According to the findings, the income elasticity of the physical capital contributing to the scale is 0.668; income elasticity of human capital was calculated as 0.584 and income elasticity of HT exports was calculated as 0.071. HT export-oriented technology-intensive policies will contribute positively to income.However, HT exports have been found to contribute to income per labor force, while human capital contributes to income per labor force along an increasing curve. The relationship between physical capital and income seems decidedly linear. When the substitution elasticities are examined, it is seen that the substitution relationship between physical and human capital is weak and there are complementary factors. Human capitalHT; physical capital-HT factors are factors that can be substituted for each other. These findings were tested for robustness with alternative regression methods in addition to the main models, and results compatible with the existing models were obtained.

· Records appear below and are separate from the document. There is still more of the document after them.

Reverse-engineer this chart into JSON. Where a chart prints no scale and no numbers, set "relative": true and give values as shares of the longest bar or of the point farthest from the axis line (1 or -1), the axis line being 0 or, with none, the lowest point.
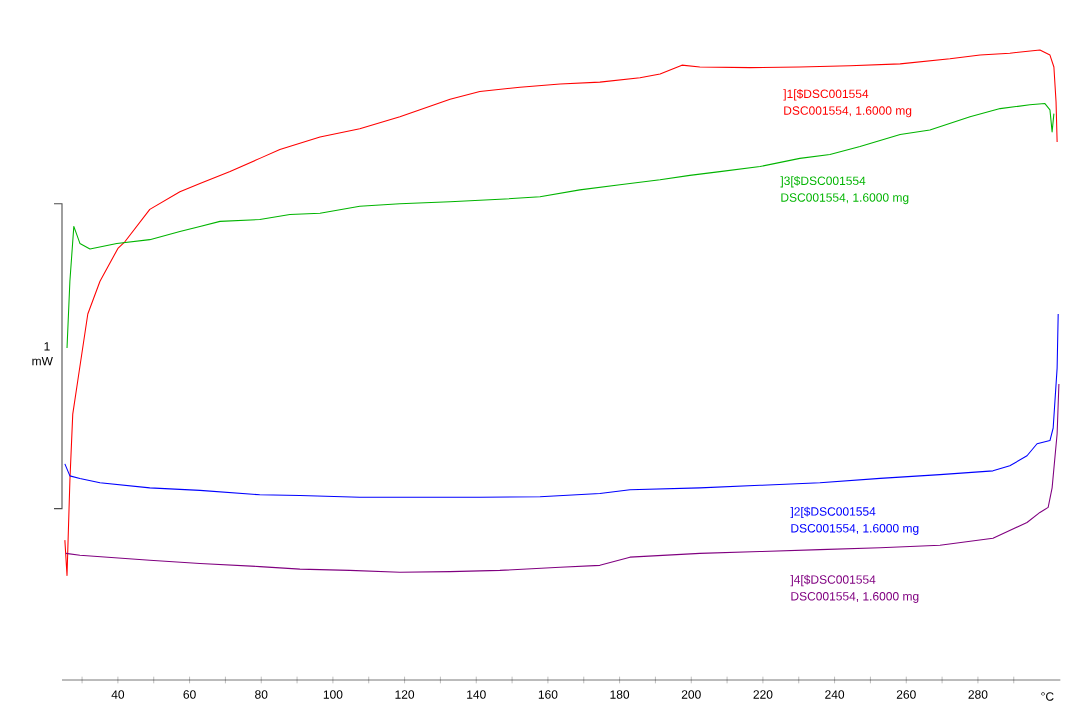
{
  "chart_data": {
    "type": "line",
    "relative": true,
    "xlabel": "°C",
    "xlim": [
      24.4,
      303
    ],
    "tick_labels": "x",
    "legend": false,
    "xticks": [
      {
        "value": 30,
        "label": null
      },
      40,
      {
        "value": 50,
        "label": null
      },
      60,
      {
        "value": 70,
        "label": null
      },
      80,
      {
        "value": 90,
        "label": null
      },
      100,
      {
        "value": 110,
        "label": null
      },
      120,
      {
        "value": 130,
        "label": null
      },
      140,
      {
        "value": 150,
        "label": null
      },
      160,
      {
        "value": 170,
        "label": null
      },
      180,
      {
        "value": 190,
        "label": null
      },
      200,
      {
        "value": 210,
        "label": null
      },
      220,
      {
        "value": 230,
        "label": null
      },
      240,
      {
        "value": 250,
        "label": null
      },
      260,
      {
        "value": 270,
        "label": null
      },
      280,
      {
        "value": 290,
        "label": null
      }
    ],
    "annotations": [
      "1 mW",
      "DSC001554, 1.6000 mg",
      "DSC001554, 1.6000 mg",
      "DSC001554, 1.6000 mg",
      "DSC001554, 1.6000 mg"
    ],
    "series": [
      {
        "name": "]1[$DSC001554",
        "color": "#ff0000",
        "x": [
          25.2,
          25.8,
          26.6,
          27.4,
          28.8,
          31.6,
          35.0,
          40.0,
          42.0,
          48.9,
          57.3,
          62.9,
          71.3,
          79.6,
          85.2,
          96.4,
          107.5,
          118.7,
          124.3,
          132.7,
          141.0,
          152.2,
          163.4,
          174.5,
          185.7,
          191.3,
          197.4,
          202.4,
          216.4,
          230.3,
          244.3,
          258.3,
          272.2,
          280.6,
          288.9,
          297.3,
          300.1,
          301.2,
          301.8,
          302.1
        ],
        "values": [
          0.222,
          0.166,
          0.316,
          0.422,
          0.475,
          0.581,
          0.633,
          0.685,
          0.696,
          0.747,
          0.775,
          0.788,
          0.807,
          0.828,
          0.842,
          0.862,
          0.875,
          0.894,
          0.905,
          0.922,
          0.934,
          0.941,
          0.946,
          0.949,
          0.956,
          0.962,
          0.976,
          0.973,
          0.972,
          0.973,
          0.975,
          0.978,
          0.986,
          0.992,
          0.995,
          1,
          0.992,
          0.973,
          0.918,
          0.854
        ]
      },
      {
        "name": "]3[$DSC001554",
        "color": "#00b400",
        "x": [
          25.8,
          26.6,
          27.7,
          29.4,
          32.2,
          39.7,
          48.9,
          57.3,
          62.9,
          68.5,
          79.6,
          88.0,
          96.4,
          107.5,
          118.7,
          132.7,
          146.6,
          157.8,
          168.9,
          180.1,
          191.3,
          199.6,
          208.0,
          219.2,
          230.3,
          238.7,
          247.1,
          258.3,
          266.6,
          277.8,
          286.2,
          294.5,
          298.7,
          300.1,
          300.7,
          301.2
        ],
        "values": [
          0.527,
          0.633,
          0.72,
          0.693,
          0.684,
          0.693,
          0.699,
          0.712,
          0.72,
          0.728,
          0.731,
          0.739,
          0.741,
          0.752,
          0.756,
          0.759,
          0.763,
          0.767,
          0.778,
          0.786,
          0.794,
          0.801,
          0.807,
          0.815,
          0.828,
          0.834,
          0.847,
          0.866,
          0.873,
          0.894,
          0.907,
          0.913,
          0.915,
          0.905,
          0.87,
          0.899
        ]
      },
      {
        "name": "]2[$DSC001554",
        "color": "#0000ff",
        "x": [
          25.2,
          26.6,
          29.4,
          35.0,
          48.9,
          62.9,
          79.6,
          90.8,
          107.5,
          124.3,
          141.0,
          157.8,
          174.5,
          182.9,
          202.4,
          219.2,
          235.9,
          252.7,
          269.4,
          284.2,
          288.9,
          293.7,
          296.5,
          300.1,
          301.0,
          302.1,
          302.4
        ],
        "values": [
          0.343,
          0.324,
          0.32,
          0.313,
          0.305,
          0.301,
          0.294,
          0.293,
          0.29,
          0.29,
          0.29,
          0.291,
          0.296,
          0.302,
          0.305,
          0.309,
          0.313,
          0.32,
          0.326,
          0.332,
          0.34,
          0.356,
          0.375,
          0.38,
          0.4,
          0.495,
          0.581
        ]
      },
      {
        "name": "]4[$DSC001554",
        "color": "#800080",
        "x": [
          25.5,
          29.4,
          48.9,
          62.9,
          79.6,
          90.8,
          104.7,
          118.7,
          132.7,
          146.6,
          163.4,
          174.5,
          182.9,
          202.4,
          219.2,
          235.9,
          252.7,
          269.4,
          284.2,
          293.7,
          297.3,
          299.6,
          300.7,
          302.1,
          302.6
        ],
        "values": [
          0.201,
          0.198,
          0.19,
          0.185,
          0.18,
          0.176,
          0.174,
          0.171,
          0.172,
          0.174,
          0.179,
          0.182,
          0.195,
          0.201,
          0.204,
          0.207,
          0.21,
          0.214,
          0.225,
          0.25,
          0.266,
          0.274,
          0.305,
          0.391,
          0.47
        ]
      }
    ]
  }
}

The fact that human capital contributes to income along a curve that increases non-linearly emphasizes the importance of this factor for countries. This characteristic of human capital as the determinant of the condition of increased returns on the scale and the dominant factor determining income shows that the policies to increase high-tech exports recommended to countries to get out of the middle-income trap can actually be a supporting element that complements human capital. Therefore, policies that will basically increase the quantity and quality of education will both stimulate income growth and contribute to the reduction of social problems such as gender inequality.
Accordingly, policies must be designed for the establishment of technologyintensive free zones, the provision of the logistics infrastructure of these zones, encouraging foreign investment and trade, increasing institutional quality, etc.